Translated by Easy Translate
This book establishes links between philosophical, scientific and theological questions: it attempts to unite Aristotle, Saint Thomas Aquinas (Doctor of the Church), Albert Einstein and perhaps also Pierre Teilhard de Chardin by proposing a new worldview. What can we retain from the Aristotelian doctrine of the four causes to explain movement? Is the notion of a driving principle for the physical world still of relevance today, even though we cannot be satisfied with Aristotle’s representation of the world? We need to see whether, after carrying out a causal analysis, we can formulate a different worldview and establish links between the two framework-theories of contemporary physics: relativity and quantum theory. The author agrees with relativity that distances can contract, but he also thinks that they can expand, and that time does not necessarily progress at the same rate for everyone. Moreover, by way of a precise demonstration, he calls into question the principle of “relativity of simultaneity” which forms the basis for the representation of the space-time of relativity. This will perhaps appear highly unlikely to the scientific world, notably because of its implications for the speed of light, but all the arguments are given in chapters 1 and 10. Time cannot already be written in a space-time block universe, as it is more or less implied by relativity theory, and thus there must be a present moment in the universe.
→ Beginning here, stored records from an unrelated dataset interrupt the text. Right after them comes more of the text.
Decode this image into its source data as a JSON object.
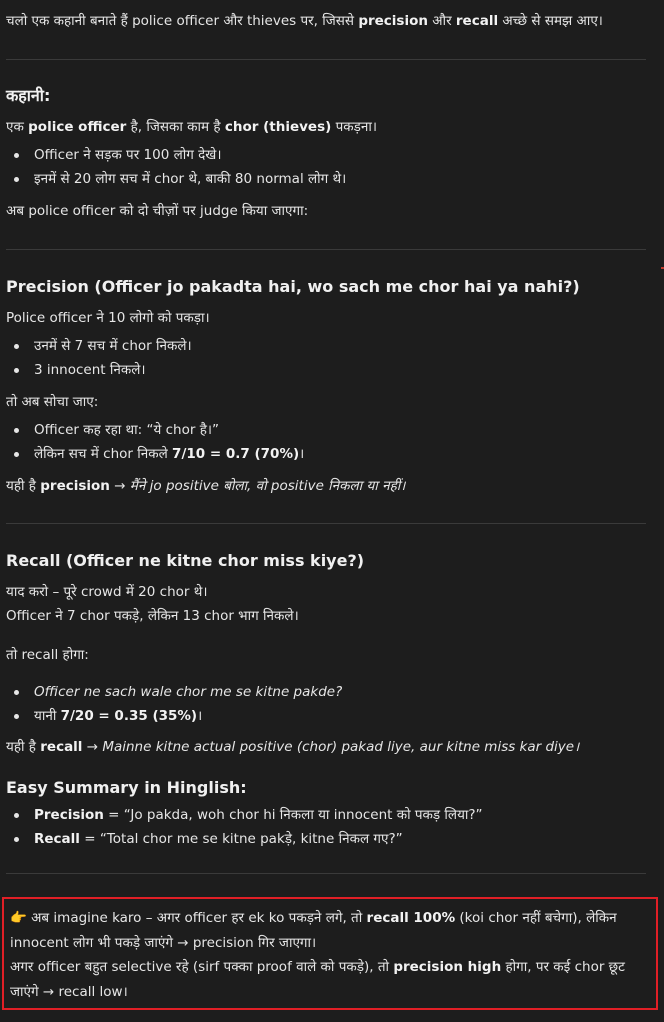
{
  "intro": {
    "a": "चलो एक कहानी बनाते हैं police officer और thieves पर, जिससे ",
    "precision": "precision",
    "b": " और ",
    "recall": "recall",
    "c": " अच्छे से समझ आए।"
  },
  "story": {
    "heading": "कहानी:",
    "line1_a": "एक ",
    "line1_b": "police officer",
    "line1_c": " है, जिसका काम है ",
    "line1_d": "chor (thieves)",
    "line1_e": " पकड़ना।",
    "bullets": [
      "Officer ने सड़क पर 100 लोग देखे।",
      "इनमें से 20 लोग सच में chor थे, बाकी 80 normal लोग थे।"
    ],
    "judge": "अब police officer को दो चीज़ों पर judge किया जाएगा:"
  },
  "precision_section": {
    "heading": "Precision (Officer jo pakadta hai, wo sach me chor hai ya nahi?)",
    "line1": "Police officer ने 10 लोगो को पकड़ा।",
    "bullets1": [
      "उनमें से 7 सच में chor निकले।",
      "3 innocent निकले।"
    ],
    "think": "तो अब सोचा जाए:",
    "bullet2_1": "Officer कह रहा था: “ये chor है।”",
    "bullet2_2_a": "लेकिन सच में chor निकले ",
    "bullet2_2_b": "7/10 = 0.7 (70%)",
    "bullet2_2_c": "।",
    "final_a": "यही है ",
    "final_b": "precision",
    "final_c": " → मैंने jo positive बोला, वो positive निकला या नहीं।"
  },
  "recall_section": {
    "heading": "Recall (Officer ne kitne chor miss kiye?)",
    "line1": "याद करो – पूरे crowd में 20 chor थे।",
    "line2": "Officer ने 7 chor पकड़े, लेकिन 13 chor भाग निकले।",
    "line3": "तो recall होगा:",
    "bullet1": "Officer ne sach wale chor me se kitne pakde?",
    "bullet2_a": "यानी ",
    "bullet2_b": "7/20 = 0.35 (35%)",
    "bullet2_c": "।",
    "final_a": "यही है ",
    "final_b": "recall",
    "final_c": " → Mainne kitne actual positive (chor) pakad liye, aur kitne miss kar diye।"
  },
  "summary": {
    "heading": "Easy Summary in Hinglish:",
    "p_label": "Precision",
    "p_text": " = “Jo pakda, woh chor hi निकला या innocent को पकड़ लिया?”",
    "r_label": "Recall",
    "r_text": " = “Total chor me se kitne pakड़े, kitne निकल गए?”"
  },
  "callout": {
    "icon": "pointing-hand-icon",
    "l1_a": " अब imagine karo – अगर officer हर ek ko पकड़ने लगे, तो ",
    "l1_b": "recall 100%",
    "l1_c": " (koi chor नहीं बचेगा), लेकिन innocent लोग भी पकड़े जाएंगे → precision गिर जाएगा।",
    "l2_a": "अगर officer बहुत selective रहे (sirf पक्का proof वाले को पकड़े), तो ",
    "l2_b": "precision high",
    "l2_c": " होगा, पर कई chor छूट जाएंगे → recall low।"
  },
  "colors": {
    "background": "#1d1d1d",
    "text": "#e6e6e6",
    "highlight_border": "#e11f26"
  }
}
Moreover, if we want to have a relational view of space, motion and time, we must arrive at the same conclusions. A relational view of space leads to a relational view of motion, which means that any movement implies a current cause: the relationship between bodies. However, we can show that this relationship cannot only be due to quantified matter, which would call for a distinct driving principle acting in an immanent manner and by interrelationship, and which could very well be spiritual in nature. Whether this principle is an energy principle or one of a more spiritual nature, it could be the cause of the non-locality of the phenomena that can be observed with correlated particles in quantum theory. Readers are not obliged to appreciate the book from a Christian perspective, other religious traditions can make their own interpretation.